Mehrwertsteuer in der Schweiz

Mehrwertsteuer in der Schweiz Die Mehrwertsteuer in der Schweiz ist eine indirekte Steuer, die seit dem 1. Januar 1995 gilt. Sie löste die bis zu diesem Zeitpunkt gültige Warenumsatzsteuer ab. Seit dem 1. Januar 2011 liegt der Mehrwertsteuer-Satz grundsätzlich bei acht Prozent. Für alltägliche Güter, vor allem für Grundnahrungsmittel, gilt der reduzierte Satz von 2,5 Prozent, für Beherbergungsleistungen gibt es ebenfalls einen Sondersatz, der bei 3,8 Prozent liegt.
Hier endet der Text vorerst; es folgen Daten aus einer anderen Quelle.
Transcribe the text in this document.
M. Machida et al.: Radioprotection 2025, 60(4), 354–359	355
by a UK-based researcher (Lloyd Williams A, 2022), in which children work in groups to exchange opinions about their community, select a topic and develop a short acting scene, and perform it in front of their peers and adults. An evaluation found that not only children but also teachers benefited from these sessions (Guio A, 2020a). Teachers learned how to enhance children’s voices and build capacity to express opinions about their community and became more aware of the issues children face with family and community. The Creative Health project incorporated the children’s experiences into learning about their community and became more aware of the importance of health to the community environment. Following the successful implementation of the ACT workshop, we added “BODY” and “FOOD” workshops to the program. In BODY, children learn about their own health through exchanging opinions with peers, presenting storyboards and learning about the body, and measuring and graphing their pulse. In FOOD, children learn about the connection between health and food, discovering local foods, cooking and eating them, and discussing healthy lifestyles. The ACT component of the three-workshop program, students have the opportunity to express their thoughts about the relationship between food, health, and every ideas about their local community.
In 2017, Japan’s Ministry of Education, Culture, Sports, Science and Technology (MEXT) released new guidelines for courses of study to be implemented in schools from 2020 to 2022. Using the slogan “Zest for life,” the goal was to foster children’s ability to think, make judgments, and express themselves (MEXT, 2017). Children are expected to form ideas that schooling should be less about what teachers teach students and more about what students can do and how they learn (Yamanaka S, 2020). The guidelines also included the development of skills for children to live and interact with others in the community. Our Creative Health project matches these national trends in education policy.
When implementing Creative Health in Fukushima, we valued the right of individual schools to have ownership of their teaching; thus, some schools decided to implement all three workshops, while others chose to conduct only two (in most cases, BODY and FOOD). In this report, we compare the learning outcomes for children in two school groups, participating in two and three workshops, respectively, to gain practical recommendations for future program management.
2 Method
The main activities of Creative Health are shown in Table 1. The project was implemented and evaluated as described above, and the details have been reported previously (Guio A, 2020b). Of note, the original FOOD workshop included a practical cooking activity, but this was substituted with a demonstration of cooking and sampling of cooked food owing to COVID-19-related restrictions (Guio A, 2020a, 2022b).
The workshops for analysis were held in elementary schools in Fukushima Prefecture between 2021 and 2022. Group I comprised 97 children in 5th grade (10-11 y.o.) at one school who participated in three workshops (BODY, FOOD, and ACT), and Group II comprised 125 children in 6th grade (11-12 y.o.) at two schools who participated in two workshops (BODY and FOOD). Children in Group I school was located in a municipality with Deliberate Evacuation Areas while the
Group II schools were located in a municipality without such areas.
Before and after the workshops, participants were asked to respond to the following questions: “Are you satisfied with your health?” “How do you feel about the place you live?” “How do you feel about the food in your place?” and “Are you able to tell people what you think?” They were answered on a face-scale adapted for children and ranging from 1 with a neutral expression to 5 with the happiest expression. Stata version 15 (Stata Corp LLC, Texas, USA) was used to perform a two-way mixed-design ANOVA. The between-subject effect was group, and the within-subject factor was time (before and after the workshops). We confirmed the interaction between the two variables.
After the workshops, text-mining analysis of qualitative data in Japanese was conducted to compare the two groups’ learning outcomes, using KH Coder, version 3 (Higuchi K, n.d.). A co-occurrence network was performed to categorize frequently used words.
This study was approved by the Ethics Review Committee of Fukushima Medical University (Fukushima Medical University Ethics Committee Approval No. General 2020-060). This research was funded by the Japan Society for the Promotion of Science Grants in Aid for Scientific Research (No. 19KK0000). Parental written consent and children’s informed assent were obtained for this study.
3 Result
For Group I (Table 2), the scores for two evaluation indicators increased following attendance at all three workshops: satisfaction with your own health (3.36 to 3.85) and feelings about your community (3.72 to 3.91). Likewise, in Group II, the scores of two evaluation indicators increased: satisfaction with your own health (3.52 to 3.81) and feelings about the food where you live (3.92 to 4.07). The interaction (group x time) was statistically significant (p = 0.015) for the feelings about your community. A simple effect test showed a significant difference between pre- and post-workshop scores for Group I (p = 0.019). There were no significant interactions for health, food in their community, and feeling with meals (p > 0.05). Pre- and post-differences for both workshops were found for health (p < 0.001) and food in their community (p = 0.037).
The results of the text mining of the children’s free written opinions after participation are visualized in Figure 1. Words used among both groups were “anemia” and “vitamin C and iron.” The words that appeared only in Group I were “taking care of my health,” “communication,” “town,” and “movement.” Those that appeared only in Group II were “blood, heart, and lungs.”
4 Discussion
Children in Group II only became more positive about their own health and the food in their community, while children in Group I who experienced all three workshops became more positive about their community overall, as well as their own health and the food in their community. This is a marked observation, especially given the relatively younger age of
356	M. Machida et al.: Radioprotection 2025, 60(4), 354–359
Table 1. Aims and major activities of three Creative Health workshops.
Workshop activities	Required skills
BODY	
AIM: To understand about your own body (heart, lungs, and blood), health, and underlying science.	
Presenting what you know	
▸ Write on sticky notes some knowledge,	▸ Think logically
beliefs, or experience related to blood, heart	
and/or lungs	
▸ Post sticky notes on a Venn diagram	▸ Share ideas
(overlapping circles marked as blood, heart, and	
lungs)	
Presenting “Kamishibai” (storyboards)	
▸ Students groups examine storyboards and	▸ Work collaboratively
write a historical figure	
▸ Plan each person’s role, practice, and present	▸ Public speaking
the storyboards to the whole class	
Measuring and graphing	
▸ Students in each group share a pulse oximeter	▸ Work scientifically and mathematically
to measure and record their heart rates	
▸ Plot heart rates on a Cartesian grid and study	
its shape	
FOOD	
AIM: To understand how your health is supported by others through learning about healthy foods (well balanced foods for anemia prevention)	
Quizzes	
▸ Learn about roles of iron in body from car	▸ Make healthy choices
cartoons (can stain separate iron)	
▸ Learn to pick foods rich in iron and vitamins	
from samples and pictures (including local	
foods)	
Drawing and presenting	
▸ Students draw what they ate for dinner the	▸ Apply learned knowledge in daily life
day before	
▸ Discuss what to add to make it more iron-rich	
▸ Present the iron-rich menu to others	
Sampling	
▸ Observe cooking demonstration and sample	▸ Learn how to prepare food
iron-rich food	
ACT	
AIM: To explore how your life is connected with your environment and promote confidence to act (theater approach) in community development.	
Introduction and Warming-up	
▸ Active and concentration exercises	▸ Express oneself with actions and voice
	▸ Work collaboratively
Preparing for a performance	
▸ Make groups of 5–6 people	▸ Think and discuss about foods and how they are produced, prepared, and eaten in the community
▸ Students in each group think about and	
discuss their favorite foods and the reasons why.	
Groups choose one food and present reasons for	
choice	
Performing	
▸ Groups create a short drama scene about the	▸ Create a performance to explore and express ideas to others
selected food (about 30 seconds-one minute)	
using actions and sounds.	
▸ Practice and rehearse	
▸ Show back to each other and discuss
Die Einnahmen aus der Mehrwertsteuer in der Schweiz liegen pro Jahr bei gut 20 Milliarden Schweizer Franken, das entspricht etwa 16,5 Milliarden Euro.

Die Regelung der Umsatzsteuer in der Schweiz

Infos zur Mehrwertsteuer:
Umsatzsteuer Rechner - Mehrwertsteuergesetz - MwSt in der BRD

Ausgestaltet ist die Mehrwertsteuer als so genannte Allphasensteuer mit Vorsteuerabzug. Das bedeutet, dass Steuerpflichtige, die eine Leistung für einen anderen Steuerpflichtigen erbringen, für diese Leistung Umsatzsteuer zahlen müssen. Der Empfänger der Leistung kann die gezahlte Mehrwertsteuer hingegen als Vorsteuer von den Finanzbehörden zurückfordern. Im Gegenzug muss er für seine eigenen Leistungen jedoch ebenfalls Umsatzsteuer an die Eidgenössische Steuerverwaltung abführen. Durch dieses System wird systematisch jeweils der Mehrwert innerhalb einer gesamten Wertschöpfungskette besteuert.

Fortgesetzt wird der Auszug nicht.